Este cuento apareció por primera vez en el libro ¿El crimen como una de las bellas artes?, una selección de cuentos, resultado del Certamen Nacional del mismo título, convocado por el Instituto de Cultura de Coahuila, en 2004, donde obtuvo mención de honor.


El Señor Embajador

Agustín Sánchez González

 

Camina despacio. Se pasea por la Puerta del Sol, como si fuera un turista más. Pero no lo es. Es el señor embajador.

        Hace una mueca y sonríe al mirar la imagen del único fantasma que ahora recorre el mundo: la infalible eme amarilla, una enorme letra, iluminada, que apenas permite vislumbrar al oso y el madroño, símbolo de Madrid.

        Saca del bolsillo un Ducado y se lo pone en la boca, sin encenderlo. Revisa su cazadora para tomar el mechero, como llaman por acá al encendedor.

        Arabes, africanos y españoles hablan a gritos en la Puerta del Sol. Anda perdido, o queriéndose perder, entre la marea de madrileños y sudacas, aunque sin confundirse con éstos, pues, él es, y se siente, un mexicano privilegiado.

        “Es una gloria efímera. Vivir es lo que importa”, piensa, mientras aspira placenteramente su cigarro.

        En el Museo del Jamón, desde la barra, pide una caña y un pan con jamón serrano. El mesero, flaco y con espejuelos, grita al cocinero: “Un chiquiiiito misto".

        Los jamones, en las alturas, esperan una o mil bocas. Eso es, realmente, el maná del cielo. Mirar al techo es encontrarse un bodegón, un regalo de Dios.

Pide agua y el  mesero recula:

“El agua es para las ranas, en España se toma vino”.

Sonríe ante la ocurrencia y pide un chato de vino.

        Puede pasar desapercibido en una ciudad así. Su país, a ocho mil kilómetros, algunas veces le inquieta.

        No hay nada que se parezca a San Luis Potosí. Allá nació su padre, un hombre bueno, casi héroe, casi víctima de un sistema al que sirvió como pocos.

        Revisa mentalmente la nota del periódico mexicano que recibió la tarde anterior, al tiempo que toma un trago de su chato.

        De dónde habrán sacado que yo pueda aspirar a ser presidente o cuando menos candidato de la oposición, si ni siquiera sé a ciencia cierta lo que sucede por allá.

        El personaje que sueña, fue enviado al exilio dentro del más puro estilo de la política mexicana: se le otorgó un nombramiento como embajador, luego de haber manejado las finanzas de su país y enfrentarse, por ello, a quien a la postre sería el candidato oficial, o sea, más tarde, al presidente de la república.

        Un hombre que perdió la vista muy joven, su padre, alguna vez apuntó, en una de las tarjetas que escribió antes de morir: "¿quién dirá que no quiere ser ya parte de lo que ha sido?".

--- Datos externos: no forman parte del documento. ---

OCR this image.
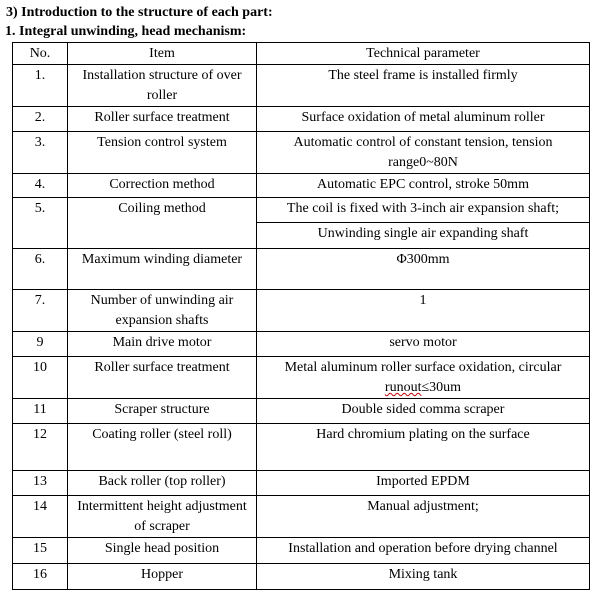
3) Introduction to the structure of each part:
1. Integral unwinding, head mechanism:
No.	Item	Technical parameter
1.	Installation structure of over roller	The steel frame is installed firmly
2.	Roller surface treatment	Surface oxidation of metal aluminum roller
3.	Tension control system	Automatic control of constant tension, tension range0~80N
4.	Correction method	Automatic EPC control, stroke 50mm
5.	Coiling method	The coil is fixed with 3-inch air expansion shaft;
		Unwinding single air expanding shaft
6.	Maximum winding diameter	Φ300mm
7.	Number of unwinding air expansion shafts	1
9	Main drive motor	servo motor
10	Roller surface treatment	Metal aluminum roller surface oxidation, circular runout≤30um
11	Scraper structure	Double sided comma scraper
12	Coating roller (steel roll)	Hard chromium plating on the surface
13	Back roller (top roller)	Imported EPDM
14	Intermittent height adjustment of scraper	Manual adjustment;
15	Single head position	Installation and operation before drying channel
16	Hopper	Mixing tank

        Años después, leyó a otro ciego, Jorge Luis Borges: "que la historia hubiera copiado a la historia es pasmoso, pero que la historia copie a la literatura es inconcebible".

        Toma con prisa un cortao y sale con rumbo a la Plaza Mayor, internándose por las callejuelas que convergen en ella. Se detiene frente a la estatua en bronce de Felipe III, emperador mediocre a quien algunos historiadores definían como “poco rey para tanto reino”.

        Tiene tez morena, más bien bronceada, como la del interino aquél, el abogado tamaulipeco, el presidente provisional que llegó a sustituir al general Alvaro Obregón cuando éste fue asesinado.

        Un grupo de jóvenes, con el invariable cigarro en la boca, lo instalan en la belleza de la vida: los ojos zarcos de una joven madrileña lo prenden.

        "El plan de tu vida es éste -le dijo una gitana en Sevilla-, si buscas el poder, sólo encontrarás la muerte".

Su destino está escrito: él sólo será lo que es. Él quiere vivir.

        Una de esas jóvenes, pelo largo y minifalda, hermosa en verdad, le pide una firma para apoyar a ex adictos a la droga y a los enfermos de SIDA.

        Su mirada es tierna, triste y melancólica, aunque con un rayo de optimismo. El señor embajador contempla la muerte en los ojos de la muchacha. Estampa su nombre en una hoja llena de garabatos; entrega cinco mil pesetas y recibe, a cambio, un poemario del colectivo, titulado: Vida para todos.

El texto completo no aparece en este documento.